Julian STREITBERGER successfully defended his dissertation entitled "Optimal complexity of standard and goal-oriented adaptive FEM for general second-order linear elliptic PDEs" on 20 June 2024 and completed his doctoral studies in Technical Mathematics with distinction. Most problems in science and technology are described by differential equations for which a solution can usually not be given in closed form, even if an abstract mathematical proof guarantees that the solution exists and is unique. If one is not only interested in the qualitative behavior of the solution, but also in quantitative properties, numerical simulation is unavoidable. In his dissertation, Julian Streitberger formulates and analyzes adaptive algorithms for the numerical solution of general and, in particular, non-symmetric second-order linear elliptic partial differential equations (PDEs). The aim of the research project was to develop algorithms for which it is possible to mathematically guarantee that the error decays optimally with the computing time. While only recently the optimal solution of symmetric PDEs was mathematically substantiated, computational time-optimal algorithms for non-symmetric problems were still open. The corresponding research question is now answered in this excellent dissertation: After the finite element discretization, the resulting non-symmetric system of equations is symmetrized at the functional-analytic level by means of the so-called Zarantonello iteration — analogously to the state-of-the-art proof of the Lax-Milgram lemma. The resulting symmetric systems of equations are then solved iteratively (and inexactly) using an optimal multigrid method. Altogether, this results in a total of three nested loops in the adaptive algorithm: discretization – symmetrization – iterative solution.

The central contribution of Julian Streitberger is now to rigorously analyze, adaptively control and balance the computational costs (and thus the computing time) of these loops in order to finally be able to mathematically formulate and prove optimal convergence behavior.
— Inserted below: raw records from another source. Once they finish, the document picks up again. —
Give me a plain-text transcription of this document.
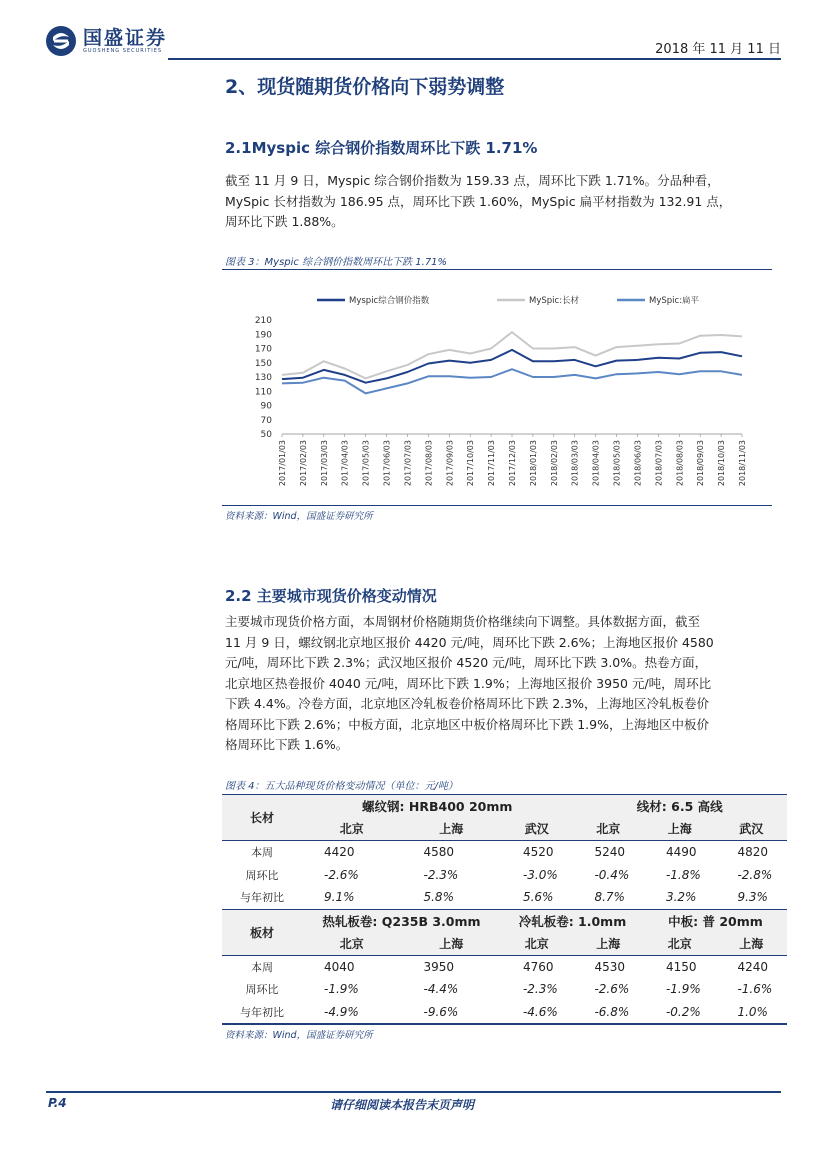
国盛证券
GUOSHENG SECURITIES	2018 年 11 月 11 日
2、现货随期货价格向下弱势调整
2.1Myspic 综合钢价指数周环比下跌 1.71%
截至 11 月 9 日，Myspic 综合钢价指数为 159.33 点，周环比下跌 1.71%。分品种看，
MySpic 长材指数为 186.95 点，周环比下跌 1.60%，MySpic 扁平材指数为 132.91 点，
周环比下跌 1.88%。
图表 3：Myspic 综合钢价指数周环比下跌 1.71%
50
70
90
110
130
150
170
190
210
2017/01/03 2017/02/03 2017/03/03 2017/04/03 2017/05/03 2017/06/03 2017/07/03 2017/08/03 2017/09/03 2017/10/03 2017/11/03 2017/12/03 2018/01/03 2018/02/03 2018/03/03 2018/04/03 2018/05/03 2018/06/03 2018/07/03 2018/08/03 2018/09/03 2018/10/03 2018/11/03
Myspic综合钢价指数	MySpic:长材	MySpic:扁平
资料来源：Wind，国盛证券研究所
2.2 主要城市现货价格变动情况
主要城市现货价格方面，本周钢材价格随期货价格继续向下调整。具体数据方面，截至
11 月 9 日，螺纹钢北京地区报价 4420 元/吨，周环比下跌 2.6%；上海地区报价 4580
元/吨，周环比下跌 2.3%；武汉地区报价 4520 元/吨，周环比下跌 3.0%。热卷方面，
北京地区热卷报价 4040 元/吨，周环比下跌 1.9%；上海地区报价 3950 元/吨，周环比
下跌 4.4%。冷卷方面，北京地区冷轧板卷价格周环比下跌 2.3%，上海地区冷轧板卷价
格周环比下跌 2.6%；中板方面，北京地区中板价格周环比下跌 1.9%，上海地区中板价
格周环比下跌 1.6%。
图表 4：五大品种现货价格变动情况（单位：元/吨）
长材	螺纹钢: HRB400 20mm			线材: 6.5 高线		
	北京	上海	武汉	北京	上海	武汉
本周	4420	4580	4520	5240	4490	4820
周环比	-2.6%	-2.3%	-3.0%	-0.4%	-1.8%	-2.8%
与年初比	9.1%	5.8%	5.6%	8.7%	3.2%	9.3%
板材	热轧板卷: Q235B 3.0mm		冷轧板卷: 1.0mm		中板: 普 20mm	
	北京	上海	北京	上海	北京	上海
本周	4040	3950	4760	4530	4150	4240
周环比	-1.9%	-4.4%	-2.3%	-2.6%	-1.9%	-1.6%
与年初比	-4.9%	-9.6%	-4.6%	-6.8%	-0.2%	1.0%
资料来源：Wind，国盛证券研究所
P.4	请仔细阅读本报告末页声明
In total, the doctoral studies led to four scientific publications, which are summarized in the dissertation. The reviewers of the dissertation were Prof. Emmanuil H. GEORGOULIS (Heriot-Watt University Edinburgh & NTU Athens), Prof. Christian KREUZER (TU Dortmund University) and Prof. Dirk PRAETORIUS (TU Vienna). Dr. Julian Streitberger will initially remain at TU Wien for a few more months as a postdoc in the workgroup Numerics of PDEs headed by Prof. Dirk Praetorius.